How can I prevent acpid from notifying its clients about button/lid events?
> cat /etc/acpi/events.ignore/events.ignore
...
button/lid*
> cat /etc/acpi/events/default
event=button/lid*
action=/etc/closelid.sh
Acpid does not seem to take care of events.ignore at all since the same kind of event is handeled correctly by events/default.
> ps -p 3521 3473 3289 3617
PID TTY STAT TIME COMMAND
3289 ? S 0:00 hald-addon-acpi
3473 ? S 0:00 /usr/sbin/powersaved ...
3521 ? S 0:00 /usr/sbin/iald
3617 tty7 SLs+ 0:38 /usr/X11R6/bin/X ...
Especially the X11R6 client should not be notified. All the work is done by /etc/closelid.sh so that no clients need should be signalled any more. The sense is to prevent Xorg from starting the screen saver if only one of two monitors get disconnected.
> tail -f -n 0 acpid
Apr 28 20:34:13 sonic [acpid]: received event "button/lid LID 00000080 0000000b"

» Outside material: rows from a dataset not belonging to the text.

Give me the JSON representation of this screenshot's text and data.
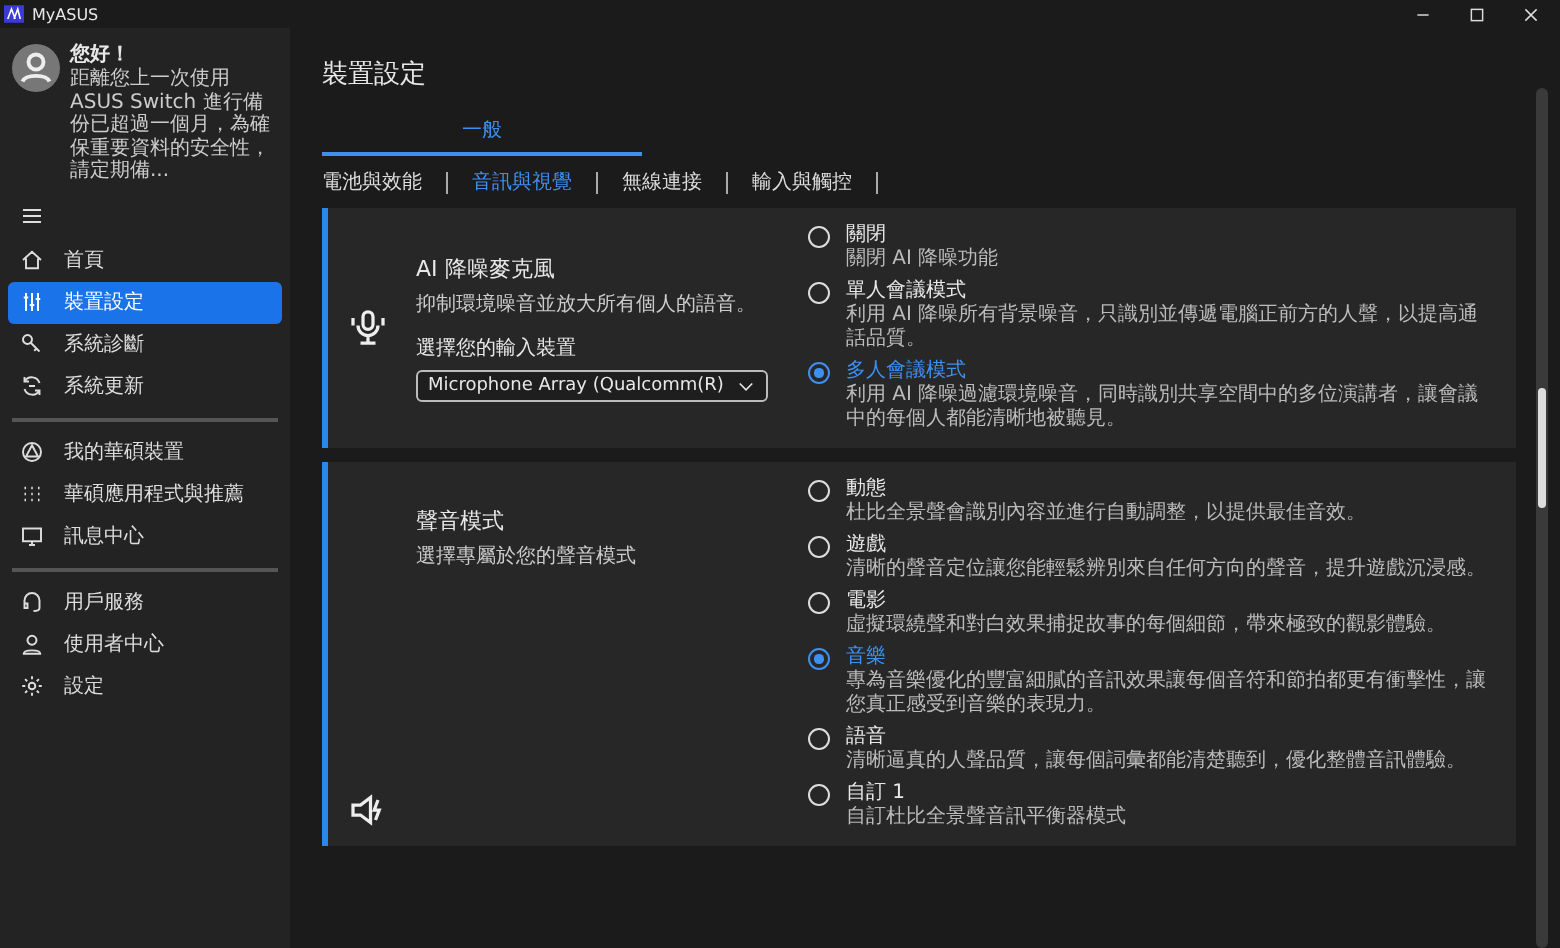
{
  "window": {
    "title": "MyASUS"
  },
  "account": {
    "greeting": "您好！",
    "message": "距離您上一次使用 ASUS Switch 進行備份已超過一個月，為確保重要資料的安全性，請定期備..."
  },
  "sidebar": {
    "groups": [
      [
        {
          "label": "首頁",
          "selected": false
        },
        {
          "label": "裝置設定",
          "selected": true
        },
        {
          "label": "系統診斷",
          "selected": false
        },
        {
          "label": "系統更新",
          "selected": false
        }
      ],
      [
        {
          "label": "我的華碩裝置",
          "selected": false
        },
        {
          "label": "華碩應用程式與推薦",
          "selected": false
        },
        {
          "label": "訊息中心",
          "selected": false
        }
      ],
      [
        {
          "label": "用戶服務",
          "selected": false
        },
        {
          "label": "使用者中心",
          "selected": false
        },
        {
          "label": "設定",
          "selected": false
        }
      ]
    ]
  },
  "page_title": "裝置設定",
  "tabs": [
    {
      "label": "一般",
      "selected": true
    }
  ],
  "subtabs": [
    {
      "label": "電池與效能",
      "selected": false
    },
    {
      "label": "音訊與視覺",
      "selected": true
    },
    {
      "label": "無線連接",
      "selected": false
    },
    {
      "label": "輸入與觸控",
      "selected": false
    }
  ],
  "cards": [
    {
      "title": "AI 降噪麥克風",
      "description": "抑制環境噪音並放大所有個人的語音。",
      "field_label": "選擇您的輸入裝置",
      "dropdown": {
        "value": "Microphone Array (Qualcomm(R)"
      },
      "options": [
        {
          "label": "關閉",
          "description": "關閉 AI 降噪功能",
          "selected": false
        },
        {
          "label": "單人會議模式",
          "description": "利用 AI 降噪所有背景噪音，只識別並傳遞電腦正前方的人聲，以提高通話品質。",
          "selected": false
        },
        {
          "label": "多人會議模式",
          "description": "利用 AI 降噪過濾環境噪音，同時識別共享空間中的多位演講者，讓會議中的每個人都能清晰地被聽見。",
          "selected": true
        }
      ]
    },
    {
      "title": "聲音模式",
      "description": "選擇專屬於您的聲音模式",
      "options": [
        {
          "label": "動態",
          "description": "杜比全景聲會識別內容並進行自動調整，以提供最佳音效。",
          "selected": false
        },
        {
          "label": "遊戲",
          "description": "清晰的聲音定位讓您能輕鬆辨別來自任何方向的聲音，提升遊戲沉浸感。",
          "selected": false
        },
        {
          "label": "電影",
          "description": "虛擬環繞聲和對白效果捕捉故事的每個細節，帶來極致的觀影體驗。",
          "selected": false
        },
        {
          "label": "音樂",
          "description": "專為音樂優化的豐富細膩的音訊效果讓每個音符和節拍都更有衝擊性，讓您真正感受到音樂的表現力。",
          "selected": true
        },
        {
          "label": "語音",
          "description": "清晰逼真的人聲品質，讓每個詞彙都能清楚聽到，優化整體音訊體驗。",
          "selected": false
        },
        {
          "label": "自訂 1",
          "description": "自訂杜比全景聲音訊平衡器模式",
          "selected": false
        }
      ]
    }
  ]
}
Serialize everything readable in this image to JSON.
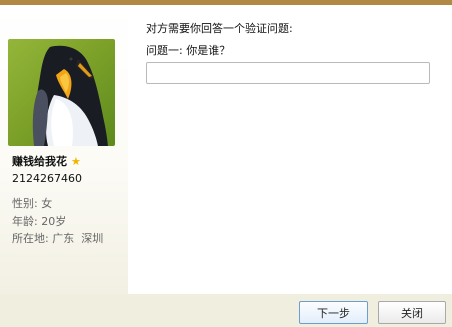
{
  "dialog": {
    "prompt": "对方需要你回答一个验证问题:",
    "question_label": "问题一: 你是谁？",
    "answer_value": "",
    "answer_placeholder": ""
  },
  "profile": {
    "avatar": "penguin-photo",
    "nickname": "赚钱给我花",
    "star_icon": "★",
    "qq_number": "2124267460",
    "gender": "性别: 女",
    "age": "年龄: 20岁",
    "location": "所在地: 广东  深圳"
  },
  "buttons": {
    "next_label": "下一步",
    "close_label": "关闭"
  },
  "colors": {
    "top_bar": "#b08a45",
    "star": "#f0b400",
    "bottom_bar": "#efeedf",
    "next_border": "#6f9dcc"
  }
}
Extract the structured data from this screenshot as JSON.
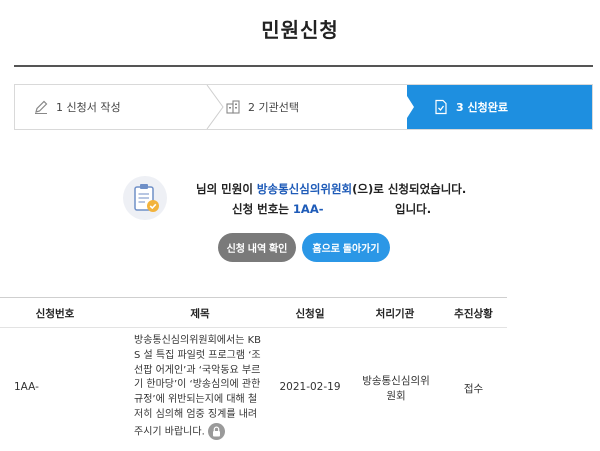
{
  "page": {
    "title": "민원신청"
  },
  "steps": [
    {
      "label": "1 신청서 작성",
      "icon": "pencil-icon"
    },
    {
      "label": "2 기관선택",
      "icon": "building-icon"
    },
    {
      "label": "3 신청완료",
      "icon": "document-check-icon"
    }
  ],
  "notice": {
    "line1_prefix": "님의 민원이 ",
    "org": "방송통신심의위원회",
    "line1_suffix": "(으)로 신청되었습니다.",
    "line2_prefix": "신청 번호는 ",
    "number": "1AA-",
    "line2_suffix": "입니다."
  },
  "buttons": {
    "history": "신청 내역 확인",
    "home": "홈으로 돌아가기"
  },
  "table": {
    "headers": [
      "신청번호",
      "제목",
      "신청일",
      "처리기관",
      "추진상황"
    ],
    "rows": [
      {
        "number": "1AA-",
        "subject": "방송통신심의위원회에서는 KBS 설 특집 파일럿 프로그램 ‘조선팝 어게인’과 ‘국악동요 부르기 한마당’이 ‘방송심의에 관한 규정’에 위반되는지에 대해 철저히 심의해 엄중 징계를 내려 주시기 바랍니다.",
        "date": "2021-02-19",
        "agency": "방송통신심의위원회",
        "status": "접수"
      }
    ]
  },
  "colors": {
    "accent": "#1e8fe0",
    "org_text": "#1e5bb8",
    "gray_button": "#7a7a7a",
    "blue_button": "#2b97e6"
  }
}
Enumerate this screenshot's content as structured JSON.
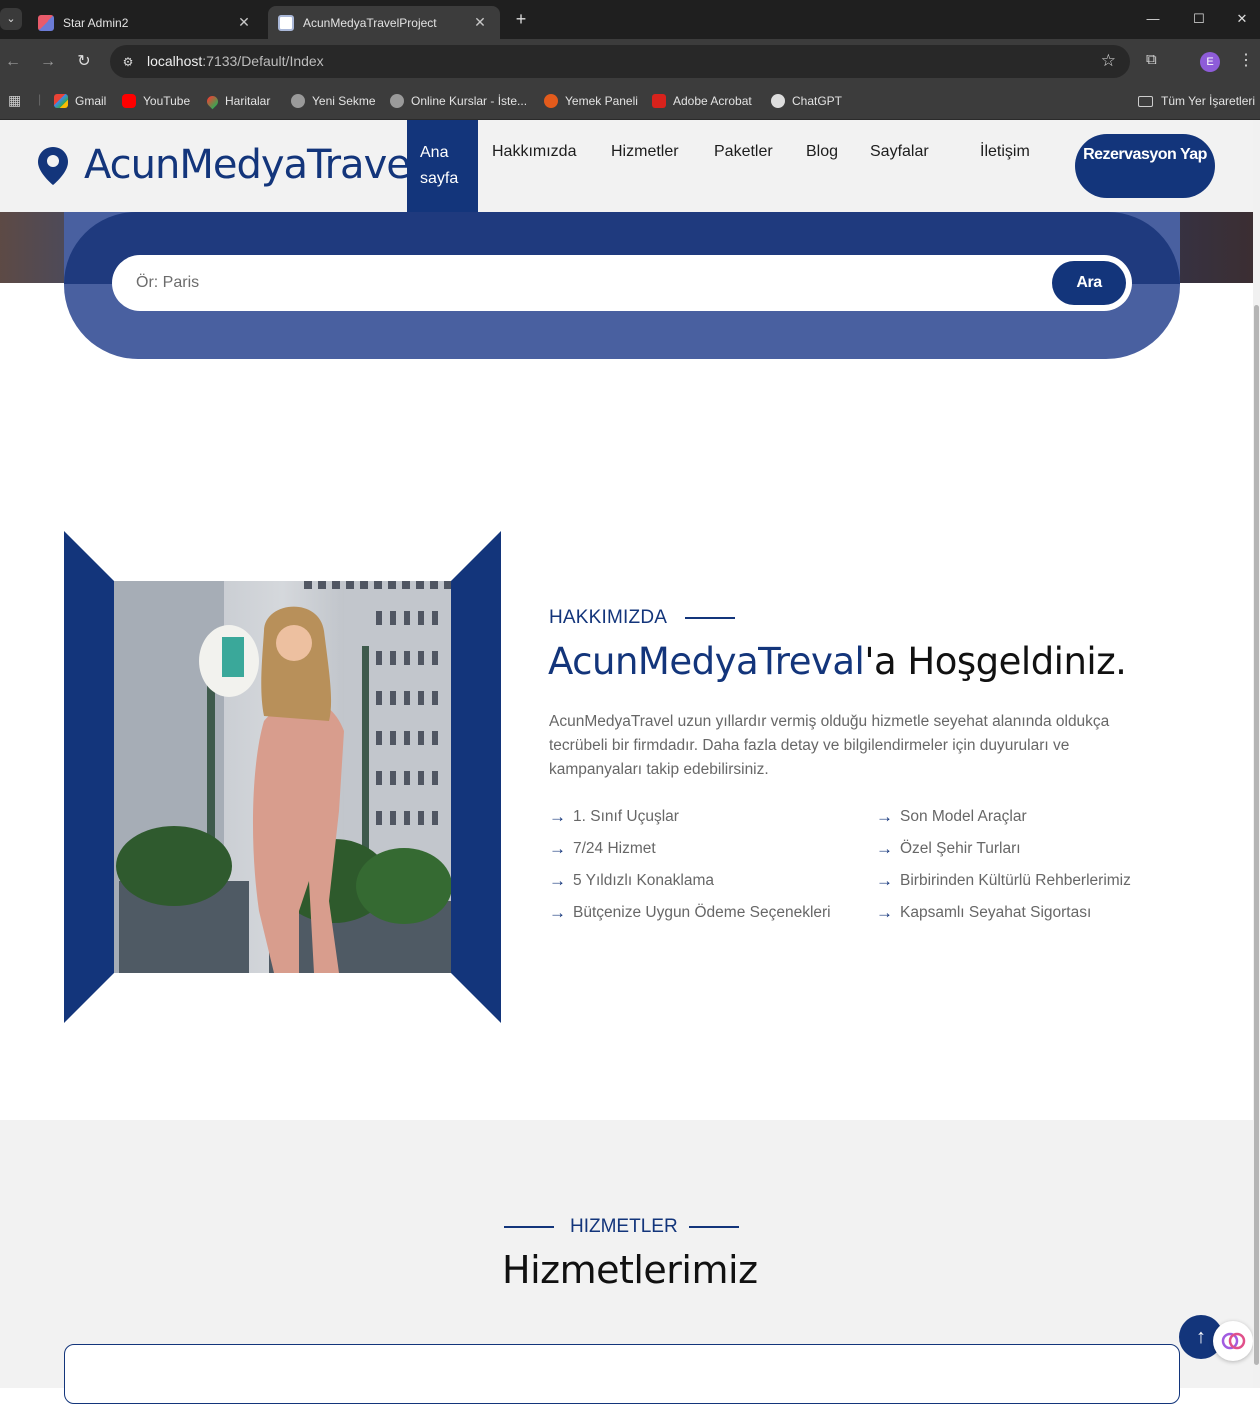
{
  "browser": {
    "tabs": [
      {
        "title": "Star Admin2",
        "active": false
      },
      {
        "title": "AcunMedyaTravelProject",
        "active": true
      }
    ],
    "url_host": "localhost",
    "url_rest": ":7133/Default/Index",
    "profile_initial": "E",
    "bookmarks": [
      {
        "label": "Gmail",
        "icon": "gmail-icon"
      },
      {
        "label": "YouTube",
        "icon": "youtube-icon"
      },
      {
        "label": "Haritalar",
        "icon": "maps-icon"
      },
      {
        "label": "Yeni Sekme",
        "icon": "globe-icon"
      },
      {
        "label": "Online Kurslar - İste...",
        "icon": "globe-icon"
      },
      {
        "label": "Yemek Paneli",
        "icon": "food-icon"
      },
      {
        "label": "Adobe Acrobat",
        "icon": "acrobat-icon"
      },
      {
        "label": "ChatGPT",
        "icon": "chatgpt-icon"
      }
    ],
    "all_bookmarks_label": "Tüm Yer İşaretleri"
  },
  "header": {
    "logo": "AcunMedyaTravel",
    "nav": {
      "home": "Ana sayfa",
      "about": "Hakkımızda",
      "services": "Hizmetler",
      "packages": "Paketler",
      "blog": "Blog",
      "pages": "Sayfalar",
      "contact": "İletişim"
    },
    "reservation": "Rezervasyon Yap"
  },
  "search": {
    "placeholder": "Ör: Paris",
    "button": "Ara"
  },
  "about": {
    "tag": "HAKKIMIZDA",
    "title_brand": "AcunMedyaTreval",
    "title_rest": "'a Hoşgeldiniz.",
    "description": "AcunMedyaTravel uzun yıllardır vermiş olduğu hizmetle seyehat alanında oldukça tecrübeli bir firmdadır. Daha fazla detay ve bilgilendirmeler için duyuruları ve kampanyaları takip edebilirsiniz.",
    "features_left": [
      "1. Sınıf Uçuşlar",
      "7/24 Hizmet",
      "5 Yıldızlı Konaklama",
      "Bütçenize Uygun Ödeme Seçenekleri"
    ],
    "features_right": [
      "Son Model Araçlar",
      "Özel Şehir Turları",
      "Birbirinden Kültürlü Rehberlerimiz",
      "Kapsamlı Seyahat Sigortası"
    ]
  },
  "services": {
    "tag": "HIZMETLER",
    "title": "Hizmetlerimiz"
  },
  "colors": {
    "brand": "#13357b",
    "muted_text": "#676767",
    "section_bg": "#f2f2f2"
  }
}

Apr 28 20:34:13 sonic [acpid]: notifying client 3521[0:0]
Apr 28 20:34:13 sonic [acpid]: notifying client 3473[0:0]
Apr 28 20:34:13 sonic [acpid]: notifying client 3289[0:0]
Apr 28 20:34:13 sonic [acpid]: notifying client 3617[0:0]
Apr 28 20:34:13 sonic [acpid]: executing action "/sh/closelid.sh"
Apr 28 20:34:13 sonic [acpid]: BEGIN HANDLER MESSAGES
Apr 28 20:34:13 sonic [acpid]: END HANDLER MESSAGES
Apr 28 20:34:13 sonic [acpid]: action exited with status 1
Sorry, I'm not clear on what this feature request is?
The idea is to add button/lid* to events.ignore in order to prevent KDE and Gnome from wrongly powering the external monitor off, if the notebook lid is closed. However acpid seems to ignore this entry even after an /etc/init.d/acpid restart;
related upstream bug: https://bugzilla.novell.com/show_bug.cgi?id=429122
Two things here:
1) events.ignore is not a feature of acpid. If someone has patched something like that in, they have never sent me the patch. Way to go.
2) in general, closing the lid is a suspend operation, not a "turn this monitor off" operation. I don't know any laptop that works as you describe you want. That's not to say it can't, just that your assertion that it SHOULD does not hold water.
In my experience, KDE and GNOME pay no attention to acpid. Try killing acpid (killall acpid or "/etc/init.d/acpid stop" might work) then retest your problem to see if it still exists. If so, then acpid is not (necessarily) to blame.